Raimund Schlotmann, Geschäftsführer des Dokumenten- und Informationslogistik-Dienstleisters Itella Information GmbH, betont: „Das Angebot von Itella umfasst eine vollständig elektronische Kommunikation, die wegen der Signatur rechtssicher ist. Der Versender und Empfänger muss nach dem Signaturgesetz identifiziert werden und kann sich darauf verlassen, dass die Meldung nicht verändert wurde. Der Unterschied ist in der Tat das Post-Identverfahren und die TAN."

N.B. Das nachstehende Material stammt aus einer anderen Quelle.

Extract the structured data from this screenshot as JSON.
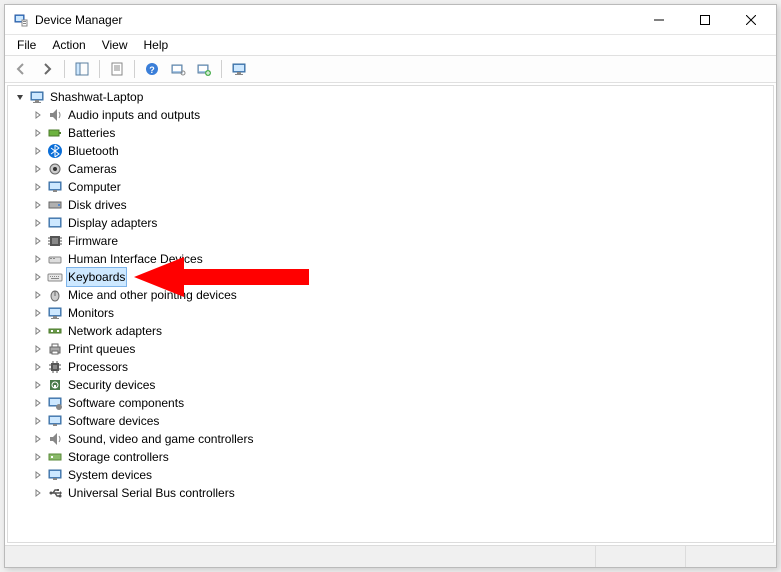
{
  "window": {
    "title": "Device Manager"
  },
  "menu": {
    "file": "File",
    "action": "Action",
    "view": "View",
    "help": "Help"
  },
  "tree": {
    "root": "Shashwat-Laptop",
    "items": [
      "Audio inputs and outputs",
      "Batteries",
      "Bluetooth",
      "Cameras",
      "Computer",
      "Disk drives",
      "Display adapters",
      "Firmware",
      "Human Interface Devices",
      "Keyboards",
      "Mice and other pointing devices",
      "Monitors",
      "Network adapters",
      "Print queues",
      "Processors",
      "Security devices",
      "Software components",
      "Software devices",
      "Sound, video and game controllers",
      "Storage controllers",
      "System devices",
      "Universal Serial Bus controllers"
    ]
  },
  "annotation": {
    "target_index": 9,
    "color": "#ff0000"
  }
}
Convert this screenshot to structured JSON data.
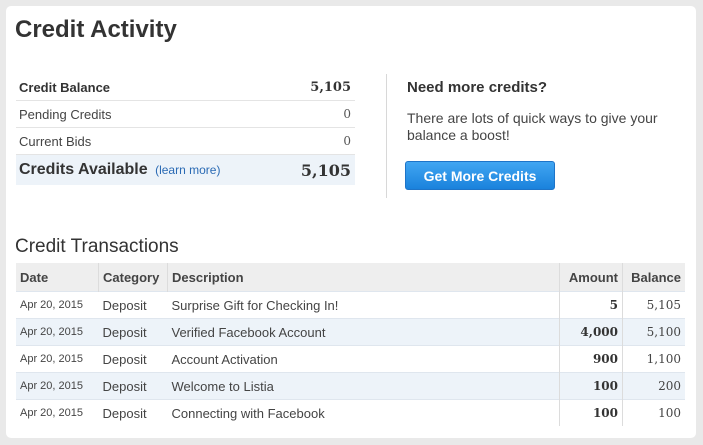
{
  "page": {
    "title": "Credit Activity"
  },
  "summary": {
    "rows": [
      {
        "label": "Credit Balance",
        "value": "5,105"
      },
      {
        "label": "Pending Credits",
        "value": "0"
      },
      {
        "label": "Current Bids",
        "value": "0"
      }
    ],
    "available": {
      "label": "Credits Available",
      "link": "(learn more)",
      "value": "5,105"
    }
  },
  "promo": {
    "title": "Need more credits?",
    "text": "There are lots of quick ways to give your balance a boost!",
    "button": "Get More Credits"
  },
  "transactions": {
    "title": "Credit Transactions",
    "headers": {
      "date": "Date",
      "category": "Category",
      "description": "Description",
      "amount": "Amount",
      "balance": "Balance"
    },
    "rows": [
      {
        "date": "Apr 20, 2015",
        "category": "Deposit",
        "description": "Surprise Gift for Checking In!",
        "amount": "5",
        "balance": "5,105"
      },
      {
        "date": "Apr 20, 2015",
        "category": "Deposit",
        "description": "Verified Facebook Account",
        "amount": "4,000",
        "balance": "5,100"
      },
      {
        "date": "Apr 20, 2015",
        "category": "Deposit",
        "description": "Account Activation",
        "amount": "900",
        "balance": "1,100"
      },
      {
        "date": "Apr 20, 2015",
        "category": "Deposit",
        "description": "Welcome to Listia",
        "amount": "100",
        "balance": "200"
      },
      {
        "date": "Apr 20, 2015",
        "category": "Deposit",
        "description": "Connecting with Facebook",
        "amount": "100",
        "balance": "100"
      }
    ]
  }
}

Itella sagt: „Der Versender weiß bei uns, wer er ist und authentifiziert sich über die Signatur. Der Empfänger weiß im Business, was er bekommen darf und kann die Meldung verifizieren. Warum brauche ich also kompliziert Post-Ident, PIN und TAN?" Das würde nur einen Sinn ergeben, wenn zwei unbekannte Partner Briefe austauschen - im B2C- oder C2C-Bereich. Und weiter heißt es: „Im B2B kann ich keinen großen Mehrwert zur Signatur sehen. Vor allem nicht bei 55 Cent."

Kurt Kammerer, CEO der Regify AG: "Wir zielen ebenfalls auf den Massenmarkt."

Und auch Kurt Kammerer, CEO der Regify AG hat sich noch einmal bei uns gemeldet: „Es ist nützlich für den Nachfrager, dass die Deutsche Post sich öffentlich mit Alternativen auseinandersetzen muss. Warum Herr Rau aber einerseits vorgibt, Regify zu kennen, andererseits aber Unwahrheiten verbreitet, weiß ich nicht. Im CIO-Interview sind ihm einige gravierende Fehler unterlaufen. Denn wir und unsere Dienstleister zielen haargenau auf den Massenmarkt, den auch der E-Postbrief bedienen will. Und wir haben alle dazu erforderlichen Funktionen in einer dem E-Postbrief überlegenen Form."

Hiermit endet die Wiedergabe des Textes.